On the client side of things, Lovers has worked with institutions including Tate, the V&A and Green Man Festival. In the latter half of the talk, Alex delved into this type of work in greater detail, unpacking a recent identity project with Greenpeace for its ocean plastics activism. When choosing the members of the collective that would work on the project, Alex reflected on the need to pick the person “whose eyes will light up the brightest”. It was a decision that leads to the selection of Paul, a graphic designer in the collective who had explicitly said he wanted to work with Greenpeace previously. The resulting work is gnarly and impactful, finding inspiration in the polluting bottle labels whose typography had been eroded by the sea.
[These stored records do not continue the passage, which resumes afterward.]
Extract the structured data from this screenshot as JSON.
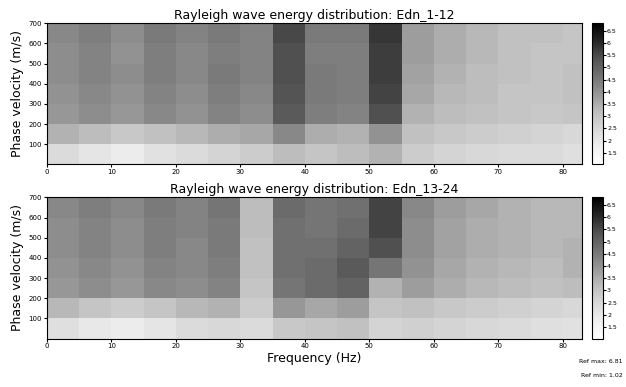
{
  "chart_data": [
    {
      "type": "heatmap",
      "title": "Rayleigh wave energy distribution: Edn_1-12",
      "ylabel": "Phase velocity (m/s)",
      "color": "Greys",
      "x_edges": [
        0,
        5,
        10,
        15,
        20,
        25,
        30,
        35,
        40,
        45,
        50,
        55,
        60,
        65,
        70,
        75,
        80,
        83
      ],
      "y_edges": [
        0,
        100,
        200,
        300,
        400,
        500,
        600,
        700
      ],
      "cells": [
        [
          2.4,
          2.1,
          1.9,
          2.2,
          2.4,
          2.6,
          2.8,
          3.2,
          3.0,
          3.2,
          3.4,
          2.8,
          2.6,
          2.5,
          2.4,
          2.4,
          2.3
        ],
        [
          3.4,
          3.2,
          2.9,
          3.1,
          3.3,
          3.5,
          3.6,
          4.2,
          3.5,
          3.4,
          4.0,
          3.1,
          2.9,
          2.8,
          2.7,
          2.6,
          2.5
        ],
        [
          3.9,
          4.1,
          3.9,
          4.2,
          4.0,
          4.3,
          4.1,
          5.2,
          4.4,
          4.3,
          5.4,
          3.4,
          3.2,
          3.1,
          3.0,
          2.9,
          3.0
        ],
        [
          4.0,
          4.2,
          4.0,
          4.3,
          4.1,
          4.4,
          4.2,
          5.3,
          4.5,
          4.4,
          5.6,
          3.6,
          3.3,
          3.2,
          3.0,
          3.0,
          3.1
        ],
        [
          4.1,
          4.3,
          4.1,
          4.4,
          4.2,
          4.5,
          4.3,
          5.4,
          4.5,
          4.4,
          5.7,
          3.7,
          3.4,
          3.2,
          3.1,
          3.0,
          3.1
        ],
        [
          4.1,
          4.3,
          4.0,
          4.4,
          4.2,
          4.4,
          4.3,
          5.4,
          4.4,
          4.4,
          5.7,
          3.8,
          3.5,
          3.3,
          3.1,
          3.0,
          3.0
        ],
        [
          4.2,
          4.4,
          4.1,
          4.5,
          4.3,
          4.5,
          4.3,
          5.5,
          4.5,
          4.5,
          5.8,
          3.8,
          3.5,
          3.3,
          3.1,
          3.1,
          3.0
        ]
      ],
      "xlim": [
        0,
        83
      ],
      "ylim": [
        0,
        700
      ],
      "xticks": [
        0,
        10,
        20,
        30,
        40,
        50,
        60,
        70,
        80
      ],
      "yticks": [
        100,
        200,
        300,
        400,
        500,
        600,
        700
      ],
      "color_range": [
        1.02,
        6.81
      ],
      "color_ticks": [
        1.5,
        2,
        2.5,
        3,
        3.5,
        4,
        4.5,
        5,
        5.5,
        6,
        6.5
      ]
    },
    {
      "type": "heatmap",
      "title": "Rayleigh wave energy distribution: Edn_13-24",
      "xlabel": "Frequency (Hz)",
      "ylabel": "Phase velocity (m/s)",
      "color": "Greys",
      "x_edges": [
        0,
        5,
        10,
        15,
        20,
        25,
        30,
        35,
        40,
        45,
        50,
        55,
        60,
        65,
        70,
        75,
        80,
        83
      ],
      "y_edges": [
        0,
        100,
        200,
        300,
        400,
        500,
        600,
        700
      ],
      "cells": [
        [
          2.3,
          2.0,
          1.9,
          2.1,
          2.4,
          2.5,
          2.4,
          2.9,
          3.0,
          3.1,
          2.6,
          2.7,
          2.6,
          2.5,
          2.4,
          2.3,
          2.2
        ],
        [
          3.3,
          3.0,
          2.8,
          3.0,
          3.3,
          3.4,
          2.8,
          3.9,
          3.6,
          3.8,
          3.0,
          3.1,
          2.9,
          2.8,
          2.7,
          2.6,
          2.5
        ],
        [
          3.9,
          4.1,
          3.9,
          4.2,
          4.1,
          4.3,
          3.0,
          4.6,
          4.8,
          5.0,
          3.4,
          3.8,
          3.5,
          3.3,
          3.2,
          3.1,
          3.2
        ],
        [
          4.0,
          4.2,
          4.0,
          4.3,
          4.2,
          4.4,
          3.1,
          4.7,
          4.8,
          5.2,
          4.6,
          4.0,
          3.6,
          3.4,
          3.3,
          3.2,
          3.4
        ],
        [
          4.1,
          4.3,
          4.1,
          4.4,
          4.2,
          4.5,
          3.1,
          4.7,
          4.7,
          5.0,
          5.4,
          4.1,
          3.7,
          3.5,
          3.4,
          3.3,
          3.4
        ],
        [
          4.1,
          4.3,
          4.1,
          4.4,
          4.3,
          4.5,
          3.2,
          4.7,
          4.6,
          4.8,
          5.6,
          4.1,
          3.7,
          3.5,
          3.4,
          3.3,
          3.3
        ],
        [
          4.2,
          4.4,
          4.2,
          4.5,
          4.3,
          4.6,
          3.2,
          4.8,
          4.6,
          4.7,
          5.6,
          4.2,
          3.8,
          3.6,
          3.4,
          3.3,
          3.3
        ]
      ],
      "xlim": [
        0,
        83
      ],
      "ylim": [
        0,
        700
      ],
      "xticks": [
        0,
        10,
        20,
        30,
        40,
        50,
        60,
        70,
        80
      ],
      "yticks": [
        100,
        200,
        300,
        400,
        500,
        600,
        700
      ],
      "color_range": [
        1.02,
        6.81
      ],
      "color_ticks": [
        1.5,
        2,
        2.5,
        3,
        3.5,
        4,
        4.5,
        5,
        5.5,
        6,
        6.5
      ],
      "annotations": [
        "Ref max: 6.81",
        "Ref min: 1.02"
      ]
    }
  ]
}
The project was a triumph and, combined with Greenpeace’s direct action, it pressured corporate giant Coca-Cola to make changes to its packing standards.

The success of Lovers tells us something both intriguing and reassuring: making things you care about, and caring about the people you make that work with, is key to making work that is good. It’s an encouraging conclusion and the takeaway is one Alex wants to make clear: “When you’re working, notice what you care about and try to factor that into how you work. And if anyone nasty tries to scare you off dreaming, send them to us.”